I hope research conducted in BITCRUMBS will have a long-lasting impact – not only scientific – on the area of incident response and on the way we analyze compromised systems. First, BITCRUMBS will bring a scientific foundation to IR, based on repeatable experiments and precise measurements of the reliability of data and techniques used in current investigations. It will also have a practical impact since it will produce open source tools and improve existing software that are regularly used by companies and law enforcement to deal with computer attacks. Last but not least, BITCRUMBS will have an impact on our society. Improving the IR process will increase the trust that citizens have in the result of digital investigations. In order to clearly show the impact of BITCRUMBS in different fields and scenarios, we will address our objectives using real case studies borrowed from traditional computer software and embedded systems.

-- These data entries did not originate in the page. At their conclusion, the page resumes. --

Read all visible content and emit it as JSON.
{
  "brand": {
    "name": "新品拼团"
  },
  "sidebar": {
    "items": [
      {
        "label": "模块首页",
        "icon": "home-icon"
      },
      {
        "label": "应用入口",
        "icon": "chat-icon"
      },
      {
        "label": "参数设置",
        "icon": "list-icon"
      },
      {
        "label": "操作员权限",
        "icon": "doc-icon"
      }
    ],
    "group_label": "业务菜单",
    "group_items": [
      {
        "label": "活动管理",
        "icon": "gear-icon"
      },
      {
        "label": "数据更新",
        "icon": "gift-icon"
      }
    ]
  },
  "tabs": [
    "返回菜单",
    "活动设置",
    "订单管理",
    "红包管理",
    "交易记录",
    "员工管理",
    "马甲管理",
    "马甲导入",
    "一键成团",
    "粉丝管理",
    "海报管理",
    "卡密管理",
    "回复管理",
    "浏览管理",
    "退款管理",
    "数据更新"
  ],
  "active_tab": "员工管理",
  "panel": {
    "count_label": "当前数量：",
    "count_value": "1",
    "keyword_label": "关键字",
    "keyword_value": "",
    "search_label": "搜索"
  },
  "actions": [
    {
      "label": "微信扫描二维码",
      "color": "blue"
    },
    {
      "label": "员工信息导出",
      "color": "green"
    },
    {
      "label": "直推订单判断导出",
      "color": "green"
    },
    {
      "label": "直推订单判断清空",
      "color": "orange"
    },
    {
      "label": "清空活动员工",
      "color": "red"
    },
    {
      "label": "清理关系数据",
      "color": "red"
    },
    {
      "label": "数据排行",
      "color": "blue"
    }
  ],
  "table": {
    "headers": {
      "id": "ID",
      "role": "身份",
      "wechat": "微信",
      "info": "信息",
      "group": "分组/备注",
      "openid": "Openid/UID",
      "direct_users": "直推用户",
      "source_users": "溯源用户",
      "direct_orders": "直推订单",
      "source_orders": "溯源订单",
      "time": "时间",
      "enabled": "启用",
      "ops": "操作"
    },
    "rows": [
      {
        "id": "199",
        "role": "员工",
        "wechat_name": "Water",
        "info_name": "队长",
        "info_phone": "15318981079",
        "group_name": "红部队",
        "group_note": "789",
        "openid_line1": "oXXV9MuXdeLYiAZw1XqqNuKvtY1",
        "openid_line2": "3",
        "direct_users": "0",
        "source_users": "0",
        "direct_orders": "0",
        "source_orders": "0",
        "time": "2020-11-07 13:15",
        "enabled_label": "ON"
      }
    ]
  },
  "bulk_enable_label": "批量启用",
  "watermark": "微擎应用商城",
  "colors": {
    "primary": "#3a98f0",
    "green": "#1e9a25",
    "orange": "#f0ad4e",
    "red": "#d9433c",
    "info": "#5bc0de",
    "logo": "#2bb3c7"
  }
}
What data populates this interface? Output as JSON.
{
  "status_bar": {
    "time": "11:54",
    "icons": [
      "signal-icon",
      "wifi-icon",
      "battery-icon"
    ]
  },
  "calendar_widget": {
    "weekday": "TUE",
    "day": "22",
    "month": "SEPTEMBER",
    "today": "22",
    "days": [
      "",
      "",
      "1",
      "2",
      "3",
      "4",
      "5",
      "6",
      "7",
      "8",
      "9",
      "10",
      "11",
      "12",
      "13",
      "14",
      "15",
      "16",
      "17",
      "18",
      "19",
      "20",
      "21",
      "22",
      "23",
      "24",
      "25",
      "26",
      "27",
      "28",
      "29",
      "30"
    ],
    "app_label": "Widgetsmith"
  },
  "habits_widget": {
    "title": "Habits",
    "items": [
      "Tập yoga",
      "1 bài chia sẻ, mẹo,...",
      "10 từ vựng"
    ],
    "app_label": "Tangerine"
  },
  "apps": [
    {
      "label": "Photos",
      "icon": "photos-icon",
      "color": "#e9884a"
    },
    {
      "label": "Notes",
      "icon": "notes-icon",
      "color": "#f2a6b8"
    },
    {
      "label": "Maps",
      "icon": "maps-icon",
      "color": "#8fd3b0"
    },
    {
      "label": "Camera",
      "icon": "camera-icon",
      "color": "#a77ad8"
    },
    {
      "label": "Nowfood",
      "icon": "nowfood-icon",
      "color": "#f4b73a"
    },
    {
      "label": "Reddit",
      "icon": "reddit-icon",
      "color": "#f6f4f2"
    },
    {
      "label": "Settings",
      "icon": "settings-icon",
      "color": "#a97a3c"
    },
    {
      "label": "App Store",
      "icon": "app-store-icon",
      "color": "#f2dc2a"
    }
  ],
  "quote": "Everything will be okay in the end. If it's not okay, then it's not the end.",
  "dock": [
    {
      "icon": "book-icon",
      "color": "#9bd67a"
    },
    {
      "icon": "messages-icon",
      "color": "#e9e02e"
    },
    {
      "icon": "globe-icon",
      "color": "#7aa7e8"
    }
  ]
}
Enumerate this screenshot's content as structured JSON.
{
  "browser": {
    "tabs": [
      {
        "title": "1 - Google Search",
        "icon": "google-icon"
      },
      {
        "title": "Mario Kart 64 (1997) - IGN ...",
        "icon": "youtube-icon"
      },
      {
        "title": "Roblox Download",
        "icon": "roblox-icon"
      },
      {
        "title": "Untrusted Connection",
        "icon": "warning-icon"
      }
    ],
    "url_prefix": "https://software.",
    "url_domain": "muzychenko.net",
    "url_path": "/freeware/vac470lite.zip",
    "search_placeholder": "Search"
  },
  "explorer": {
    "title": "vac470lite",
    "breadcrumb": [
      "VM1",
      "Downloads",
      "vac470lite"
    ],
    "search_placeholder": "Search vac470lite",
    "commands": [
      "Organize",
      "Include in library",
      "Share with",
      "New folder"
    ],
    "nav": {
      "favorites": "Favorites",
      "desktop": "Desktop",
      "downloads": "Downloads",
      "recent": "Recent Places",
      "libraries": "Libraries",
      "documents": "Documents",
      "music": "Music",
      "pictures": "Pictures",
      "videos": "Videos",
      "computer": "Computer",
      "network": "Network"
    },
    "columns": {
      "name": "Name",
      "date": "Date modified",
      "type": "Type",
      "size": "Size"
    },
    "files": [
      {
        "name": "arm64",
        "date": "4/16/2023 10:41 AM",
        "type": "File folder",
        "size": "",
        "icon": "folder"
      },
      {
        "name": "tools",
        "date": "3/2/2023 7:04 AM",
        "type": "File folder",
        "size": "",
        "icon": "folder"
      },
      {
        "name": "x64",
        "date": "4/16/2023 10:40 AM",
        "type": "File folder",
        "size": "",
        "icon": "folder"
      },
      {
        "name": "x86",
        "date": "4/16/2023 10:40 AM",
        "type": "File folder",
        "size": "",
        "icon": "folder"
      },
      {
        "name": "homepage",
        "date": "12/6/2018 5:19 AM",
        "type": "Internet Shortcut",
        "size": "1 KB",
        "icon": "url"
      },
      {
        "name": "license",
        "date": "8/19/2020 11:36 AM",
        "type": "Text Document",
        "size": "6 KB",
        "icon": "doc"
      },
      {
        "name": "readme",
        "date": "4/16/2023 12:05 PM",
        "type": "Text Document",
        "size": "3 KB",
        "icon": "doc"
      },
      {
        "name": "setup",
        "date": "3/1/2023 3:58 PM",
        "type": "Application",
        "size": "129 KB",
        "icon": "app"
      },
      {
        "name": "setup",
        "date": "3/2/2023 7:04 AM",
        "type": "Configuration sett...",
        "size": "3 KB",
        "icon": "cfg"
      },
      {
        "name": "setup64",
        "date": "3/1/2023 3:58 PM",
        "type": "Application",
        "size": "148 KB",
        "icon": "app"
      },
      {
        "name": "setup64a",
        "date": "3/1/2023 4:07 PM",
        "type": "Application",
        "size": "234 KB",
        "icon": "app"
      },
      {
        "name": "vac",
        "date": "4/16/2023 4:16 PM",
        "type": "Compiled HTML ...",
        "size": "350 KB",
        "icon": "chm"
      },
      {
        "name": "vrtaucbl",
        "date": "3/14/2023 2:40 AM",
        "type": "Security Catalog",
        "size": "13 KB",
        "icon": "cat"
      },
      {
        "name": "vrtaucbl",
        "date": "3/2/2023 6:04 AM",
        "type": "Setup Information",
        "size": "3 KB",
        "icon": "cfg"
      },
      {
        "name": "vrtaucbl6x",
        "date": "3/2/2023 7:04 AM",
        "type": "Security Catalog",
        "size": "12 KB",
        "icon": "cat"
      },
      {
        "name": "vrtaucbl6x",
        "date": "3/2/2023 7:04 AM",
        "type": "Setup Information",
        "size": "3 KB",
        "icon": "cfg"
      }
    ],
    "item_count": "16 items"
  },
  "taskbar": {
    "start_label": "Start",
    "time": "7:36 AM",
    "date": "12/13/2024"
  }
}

What are the main challenges you will be facing in BITCRUMBS?
Like any very broad project, BITCRUMBS success depends on a lot of factors. From a scientific point of view, it mainly depends on the combination of very different research skills including memory forensics, embedded systems security, malware and binary analysis, distributed systems and operating system design and defenses. I have considerable experience in each of these research areas, but in order to reduce the risks, I already secured key collaborations with leading universities and security companies so I can find research partners from different areas to work with. The other potential risk is the possible failure to develop some of the techniques I have envisioned. It is actually a very common risk in research projects that introduce novel solutions. For this reason, for each disrupting approach I would like to develop, I also have thought of less risky techniques for which I have experience and already conducted some investigation to evaluate the feasibility of a few ideas. But above all, one of the main challenges will be to find motivated postdocs in digital security willing to work in Europe. Most PhD students go to the US for their postdoc or are hired by security companies offering good conditions and interesting opportunities. I hope BITCRUMBS challenges and potential results can attract some of them.